For the last fifty years, the Division of Perceptual Studies, in the Department of Psychiatry and Neurobehavioral Sciences here at UVA, has been investigating phenomena that suggest that consciousness may survive death. One such phenomenon involves young children who report memories of a previous life. We have studied over 2,500 such cases, and in many of them, the child’s statements match specific details from the life of someone who died in the past. One young boy in Oklahoma made over fifty statements that were accurate for a man who died in California forty years before the child was born. Another had repeated nightmares beginning at the age of two about a terrifying plane crash. He gave numerous details that matched facts about a pilot who was killed in World War II, including the place where his plane was shot down, the name of the aircraft carrier he was flying off of, and the first and last name of another pilot he knew on the ship.

Other children talk about lives that are much closer to home. Sam is a boy who was born a year and a half after his paternal grandfather died. When his father was changing his diaper one day, Sam looked up at him and said, “When I was your age, I used to change your diapers.” After that, he began saying that he had been his grandfather and gave various details. He said one time that his wife had made milkshakes for him every day, which was true of his grandparents, even stating accurately that she had used a food processor to make them instead of a blender. He talked another time about how his sister had been killed and “turned into a fish.” The grandfather’s sister had in fact been murdered some sixty years before, and her body was dumped in the bay. When he was four, his mother tested him by showing him a class picture from when his grandfather was in grammar school. The picture included twenty-seven children, sixteen of them boys, and Sam correctly picked out his grandfather.

Credit: Division of Perceptual Studies

Cases can be intriguing even when the children’s statements aren’t verifiable. One father from Canada emailed me about his daughter. He explained that he had always detested hockey, and he and his wife never talked about it or watched games on television. Their daughter Hannah showed no interest in hockey either—until one day when she was three years old. Out of the blue, she asked her father why her son didn’t come around to take her to hockey games anymore. He asked when her son had done this, and she said, “You know, Daddy, when I was an old lady.”

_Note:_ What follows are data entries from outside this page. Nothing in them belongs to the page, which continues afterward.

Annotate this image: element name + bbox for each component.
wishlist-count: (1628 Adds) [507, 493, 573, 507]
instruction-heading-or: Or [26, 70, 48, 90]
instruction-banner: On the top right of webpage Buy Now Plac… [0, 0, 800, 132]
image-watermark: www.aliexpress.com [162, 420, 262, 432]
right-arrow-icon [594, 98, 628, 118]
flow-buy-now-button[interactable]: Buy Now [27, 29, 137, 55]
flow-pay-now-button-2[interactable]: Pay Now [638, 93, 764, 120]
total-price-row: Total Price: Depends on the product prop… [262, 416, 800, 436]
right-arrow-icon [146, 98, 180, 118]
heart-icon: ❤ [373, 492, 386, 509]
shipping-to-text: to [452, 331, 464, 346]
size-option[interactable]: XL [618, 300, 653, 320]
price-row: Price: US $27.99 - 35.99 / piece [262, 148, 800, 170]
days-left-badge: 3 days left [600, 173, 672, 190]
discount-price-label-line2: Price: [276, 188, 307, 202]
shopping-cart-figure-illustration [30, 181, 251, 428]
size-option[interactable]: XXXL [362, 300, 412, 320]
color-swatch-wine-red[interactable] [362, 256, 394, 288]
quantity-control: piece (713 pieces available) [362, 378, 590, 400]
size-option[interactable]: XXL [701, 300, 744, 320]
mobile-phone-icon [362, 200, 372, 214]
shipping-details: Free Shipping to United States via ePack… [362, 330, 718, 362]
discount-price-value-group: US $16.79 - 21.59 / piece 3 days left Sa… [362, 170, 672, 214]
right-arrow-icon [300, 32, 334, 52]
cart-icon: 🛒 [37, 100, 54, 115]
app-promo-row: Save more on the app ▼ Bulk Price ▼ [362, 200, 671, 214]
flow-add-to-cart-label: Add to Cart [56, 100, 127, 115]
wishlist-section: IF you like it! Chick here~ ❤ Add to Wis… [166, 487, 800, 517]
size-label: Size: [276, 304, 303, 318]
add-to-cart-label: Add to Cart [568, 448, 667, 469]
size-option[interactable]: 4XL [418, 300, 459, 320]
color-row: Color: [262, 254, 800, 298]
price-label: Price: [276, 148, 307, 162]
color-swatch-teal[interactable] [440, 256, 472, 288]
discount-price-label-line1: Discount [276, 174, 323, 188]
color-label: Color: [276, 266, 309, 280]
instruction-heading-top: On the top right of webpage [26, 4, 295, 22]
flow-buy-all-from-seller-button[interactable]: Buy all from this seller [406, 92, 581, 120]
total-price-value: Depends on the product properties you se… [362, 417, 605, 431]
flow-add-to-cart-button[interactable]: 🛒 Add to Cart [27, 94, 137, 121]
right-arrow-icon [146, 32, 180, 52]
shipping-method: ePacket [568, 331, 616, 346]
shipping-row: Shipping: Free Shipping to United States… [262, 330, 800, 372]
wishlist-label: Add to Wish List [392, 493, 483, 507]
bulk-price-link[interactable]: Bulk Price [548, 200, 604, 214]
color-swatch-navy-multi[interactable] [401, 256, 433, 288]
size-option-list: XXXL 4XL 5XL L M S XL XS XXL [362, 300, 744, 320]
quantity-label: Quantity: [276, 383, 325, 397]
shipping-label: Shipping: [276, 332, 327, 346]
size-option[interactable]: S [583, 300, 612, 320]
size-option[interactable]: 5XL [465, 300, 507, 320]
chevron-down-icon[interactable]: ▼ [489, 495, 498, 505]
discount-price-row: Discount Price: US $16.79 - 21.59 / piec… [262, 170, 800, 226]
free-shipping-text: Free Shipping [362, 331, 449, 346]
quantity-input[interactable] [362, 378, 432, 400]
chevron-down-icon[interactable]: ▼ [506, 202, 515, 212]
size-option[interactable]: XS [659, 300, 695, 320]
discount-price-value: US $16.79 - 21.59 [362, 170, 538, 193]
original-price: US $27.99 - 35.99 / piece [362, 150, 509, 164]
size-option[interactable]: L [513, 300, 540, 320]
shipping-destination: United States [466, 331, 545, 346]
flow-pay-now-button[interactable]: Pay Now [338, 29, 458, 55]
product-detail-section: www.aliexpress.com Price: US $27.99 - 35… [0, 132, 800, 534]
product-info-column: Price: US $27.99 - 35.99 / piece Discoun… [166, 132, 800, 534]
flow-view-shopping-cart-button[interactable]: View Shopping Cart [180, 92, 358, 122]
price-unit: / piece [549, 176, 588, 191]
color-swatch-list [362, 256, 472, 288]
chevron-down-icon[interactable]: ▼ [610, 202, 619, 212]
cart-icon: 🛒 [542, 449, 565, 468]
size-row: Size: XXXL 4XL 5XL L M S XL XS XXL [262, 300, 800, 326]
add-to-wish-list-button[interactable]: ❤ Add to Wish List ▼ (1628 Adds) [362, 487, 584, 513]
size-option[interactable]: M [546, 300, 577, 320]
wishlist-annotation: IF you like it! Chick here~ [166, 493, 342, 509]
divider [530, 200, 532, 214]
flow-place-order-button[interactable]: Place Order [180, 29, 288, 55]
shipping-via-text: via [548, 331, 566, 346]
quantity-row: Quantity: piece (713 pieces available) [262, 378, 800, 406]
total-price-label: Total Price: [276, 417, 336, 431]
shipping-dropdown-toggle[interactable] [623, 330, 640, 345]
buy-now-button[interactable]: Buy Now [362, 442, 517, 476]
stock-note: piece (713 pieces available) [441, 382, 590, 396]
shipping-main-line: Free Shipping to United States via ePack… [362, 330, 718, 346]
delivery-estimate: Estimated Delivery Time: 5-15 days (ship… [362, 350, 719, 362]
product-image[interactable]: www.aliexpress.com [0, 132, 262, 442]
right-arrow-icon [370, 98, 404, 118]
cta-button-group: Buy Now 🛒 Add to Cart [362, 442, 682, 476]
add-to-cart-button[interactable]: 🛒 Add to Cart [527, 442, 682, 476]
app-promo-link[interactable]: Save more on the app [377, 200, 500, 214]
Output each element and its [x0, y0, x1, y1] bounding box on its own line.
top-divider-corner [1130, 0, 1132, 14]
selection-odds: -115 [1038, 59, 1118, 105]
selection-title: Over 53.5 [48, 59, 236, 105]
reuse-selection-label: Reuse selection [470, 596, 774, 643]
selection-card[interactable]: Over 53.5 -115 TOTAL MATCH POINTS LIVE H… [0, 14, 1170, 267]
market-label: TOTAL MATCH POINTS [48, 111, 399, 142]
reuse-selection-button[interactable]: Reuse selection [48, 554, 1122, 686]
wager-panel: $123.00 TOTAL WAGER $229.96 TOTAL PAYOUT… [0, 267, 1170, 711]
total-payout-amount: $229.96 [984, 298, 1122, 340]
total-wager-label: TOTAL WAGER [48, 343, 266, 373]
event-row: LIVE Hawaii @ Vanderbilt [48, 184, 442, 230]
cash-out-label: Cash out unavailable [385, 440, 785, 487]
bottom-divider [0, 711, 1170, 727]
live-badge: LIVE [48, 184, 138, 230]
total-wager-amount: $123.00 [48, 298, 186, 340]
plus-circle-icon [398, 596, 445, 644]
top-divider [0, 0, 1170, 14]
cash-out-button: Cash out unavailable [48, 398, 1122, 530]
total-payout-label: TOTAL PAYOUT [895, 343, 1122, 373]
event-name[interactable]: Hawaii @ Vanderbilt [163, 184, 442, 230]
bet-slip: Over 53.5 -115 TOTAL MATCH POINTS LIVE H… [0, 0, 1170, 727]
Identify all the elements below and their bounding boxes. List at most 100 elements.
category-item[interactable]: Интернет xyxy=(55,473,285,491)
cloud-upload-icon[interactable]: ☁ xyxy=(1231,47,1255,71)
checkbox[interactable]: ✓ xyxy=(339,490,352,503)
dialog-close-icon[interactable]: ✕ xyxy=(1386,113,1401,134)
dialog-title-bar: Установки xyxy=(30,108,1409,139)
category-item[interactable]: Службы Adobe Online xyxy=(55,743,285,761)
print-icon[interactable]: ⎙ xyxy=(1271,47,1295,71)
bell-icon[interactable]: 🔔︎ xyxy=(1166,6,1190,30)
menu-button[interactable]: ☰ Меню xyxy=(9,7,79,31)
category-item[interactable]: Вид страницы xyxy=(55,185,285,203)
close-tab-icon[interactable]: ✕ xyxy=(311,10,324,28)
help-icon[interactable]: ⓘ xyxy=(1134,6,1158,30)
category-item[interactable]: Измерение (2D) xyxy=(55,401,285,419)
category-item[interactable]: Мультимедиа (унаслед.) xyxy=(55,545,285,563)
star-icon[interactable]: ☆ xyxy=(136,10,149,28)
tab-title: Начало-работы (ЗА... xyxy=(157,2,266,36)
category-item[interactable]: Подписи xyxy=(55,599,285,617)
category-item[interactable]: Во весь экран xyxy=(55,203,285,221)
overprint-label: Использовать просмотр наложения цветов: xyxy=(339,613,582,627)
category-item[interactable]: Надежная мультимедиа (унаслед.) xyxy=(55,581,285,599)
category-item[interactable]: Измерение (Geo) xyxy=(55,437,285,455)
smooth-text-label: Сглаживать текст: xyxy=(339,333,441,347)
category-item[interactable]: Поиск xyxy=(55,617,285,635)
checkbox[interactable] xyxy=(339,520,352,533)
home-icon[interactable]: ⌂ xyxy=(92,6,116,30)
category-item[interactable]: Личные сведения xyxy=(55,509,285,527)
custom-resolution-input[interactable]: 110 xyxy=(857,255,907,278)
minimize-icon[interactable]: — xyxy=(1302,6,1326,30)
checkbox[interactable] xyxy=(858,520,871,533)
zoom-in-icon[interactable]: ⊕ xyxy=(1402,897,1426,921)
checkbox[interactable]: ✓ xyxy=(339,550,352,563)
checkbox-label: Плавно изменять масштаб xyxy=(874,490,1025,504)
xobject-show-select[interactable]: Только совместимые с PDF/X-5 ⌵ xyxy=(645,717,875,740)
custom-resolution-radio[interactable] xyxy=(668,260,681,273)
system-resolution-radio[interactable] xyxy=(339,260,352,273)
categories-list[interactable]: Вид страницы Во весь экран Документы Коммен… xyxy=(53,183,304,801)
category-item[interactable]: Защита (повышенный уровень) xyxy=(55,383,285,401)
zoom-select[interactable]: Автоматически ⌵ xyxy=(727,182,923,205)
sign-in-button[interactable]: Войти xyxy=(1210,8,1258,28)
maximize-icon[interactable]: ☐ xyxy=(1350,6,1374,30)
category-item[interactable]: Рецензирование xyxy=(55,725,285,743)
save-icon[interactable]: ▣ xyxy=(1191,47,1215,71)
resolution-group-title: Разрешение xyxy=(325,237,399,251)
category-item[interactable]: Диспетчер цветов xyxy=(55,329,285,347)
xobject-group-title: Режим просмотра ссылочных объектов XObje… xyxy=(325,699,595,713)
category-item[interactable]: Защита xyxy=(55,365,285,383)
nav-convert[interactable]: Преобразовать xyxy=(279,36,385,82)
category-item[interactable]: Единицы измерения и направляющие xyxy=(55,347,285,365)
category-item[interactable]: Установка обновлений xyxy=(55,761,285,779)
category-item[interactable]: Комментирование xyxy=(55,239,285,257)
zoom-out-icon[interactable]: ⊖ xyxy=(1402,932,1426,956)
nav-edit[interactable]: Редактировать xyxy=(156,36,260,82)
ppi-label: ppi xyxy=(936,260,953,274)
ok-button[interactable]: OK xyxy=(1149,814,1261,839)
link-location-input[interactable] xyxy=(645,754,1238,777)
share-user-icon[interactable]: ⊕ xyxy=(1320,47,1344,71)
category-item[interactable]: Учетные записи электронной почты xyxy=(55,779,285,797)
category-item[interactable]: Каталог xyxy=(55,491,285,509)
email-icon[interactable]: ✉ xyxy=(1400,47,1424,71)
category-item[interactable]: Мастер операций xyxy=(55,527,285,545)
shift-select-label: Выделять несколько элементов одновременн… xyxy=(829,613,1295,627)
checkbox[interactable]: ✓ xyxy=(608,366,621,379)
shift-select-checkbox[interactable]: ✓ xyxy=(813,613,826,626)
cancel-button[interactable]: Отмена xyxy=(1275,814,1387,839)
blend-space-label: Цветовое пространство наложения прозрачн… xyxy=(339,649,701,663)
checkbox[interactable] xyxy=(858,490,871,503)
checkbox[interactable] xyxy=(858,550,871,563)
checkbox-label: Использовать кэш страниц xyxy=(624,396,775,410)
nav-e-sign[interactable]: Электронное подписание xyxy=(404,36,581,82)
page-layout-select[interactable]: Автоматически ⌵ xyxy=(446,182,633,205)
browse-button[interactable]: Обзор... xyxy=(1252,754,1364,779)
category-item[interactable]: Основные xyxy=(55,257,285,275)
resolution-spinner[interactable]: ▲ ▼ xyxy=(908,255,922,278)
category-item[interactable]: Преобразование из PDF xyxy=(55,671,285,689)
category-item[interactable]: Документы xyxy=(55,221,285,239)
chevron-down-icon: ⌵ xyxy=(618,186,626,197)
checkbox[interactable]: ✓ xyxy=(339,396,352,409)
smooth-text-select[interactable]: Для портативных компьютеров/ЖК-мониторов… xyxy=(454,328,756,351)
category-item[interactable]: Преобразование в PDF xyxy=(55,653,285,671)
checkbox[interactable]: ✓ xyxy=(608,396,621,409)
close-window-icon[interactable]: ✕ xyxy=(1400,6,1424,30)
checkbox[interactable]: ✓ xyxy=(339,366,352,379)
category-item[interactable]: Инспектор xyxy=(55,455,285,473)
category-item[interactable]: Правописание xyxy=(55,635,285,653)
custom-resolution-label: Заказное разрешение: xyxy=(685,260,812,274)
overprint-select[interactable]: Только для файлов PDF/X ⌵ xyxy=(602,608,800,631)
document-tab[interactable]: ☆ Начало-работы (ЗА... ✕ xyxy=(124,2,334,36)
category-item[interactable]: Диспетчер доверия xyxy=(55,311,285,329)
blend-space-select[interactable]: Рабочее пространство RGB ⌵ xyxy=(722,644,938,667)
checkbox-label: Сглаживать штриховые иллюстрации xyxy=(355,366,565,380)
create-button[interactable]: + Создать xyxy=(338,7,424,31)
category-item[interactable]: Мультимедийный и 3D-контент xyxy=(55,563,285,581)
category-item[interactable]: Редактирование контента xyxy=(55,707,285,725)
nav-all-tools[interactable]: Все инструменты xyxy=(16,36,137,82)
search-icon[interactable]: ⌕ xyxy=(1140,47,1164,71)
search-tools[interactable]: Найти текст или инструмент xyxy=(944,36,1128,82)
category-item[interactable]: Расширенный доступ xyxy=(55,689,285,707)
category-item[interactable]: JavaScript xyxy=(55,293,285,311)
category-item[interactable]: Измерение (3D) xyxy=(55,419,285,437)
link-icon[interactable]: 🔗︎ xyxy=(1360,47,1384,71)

Hannah asked about her son for a couple of months and seemed frustrated that he never visited. She said various things about him. She described him as skinny, with curly, red hair. Although Hannah’s parents were vegetarian and didn’t wear leather, she talked about how her son wore a leather coat that, based on where she pointed on her father as she told him about it, was three-quarter length. She said he drove a white car that was rusted in spots. She also used the word arena, which her father found remarkable, as Hannah had never been to an arena and he thought no one would have had a reason to discuss one around her. Hannah then stopped talking about her son and hockey games. When her father asked her about those things a few months later, she seemed to have no memory of them, and she never brought them up again as she progressed through childhood.

Even though Hannah’s statements couldn’t be verified, I found them striking. What would possess a three-year-old, especially one whose family didn’t even like hockey, to imagine she had been an elderly woman wanting her son to take her to hockey games?

Other cases are far more detailed and go on for much longer. Some of the children get very emotional and cry for their previous families, sometimes on a daily basis. Some show other behaviors that appear connected to the memories they describe, such as phobias related to the mode of death or gender nonconformity when the past life was as a member of the opposite sex. And in cases involving a violent death, some of the children even have birthmarks or birth defects that match wounds, usually the fatal wounds, the previous person suffered. In one case, the previous boy had lost the fingers of his right hand in a fodder chopping machine. The boy who remembered his life was born with a completely normal left hand but only stubs for fingers on his right.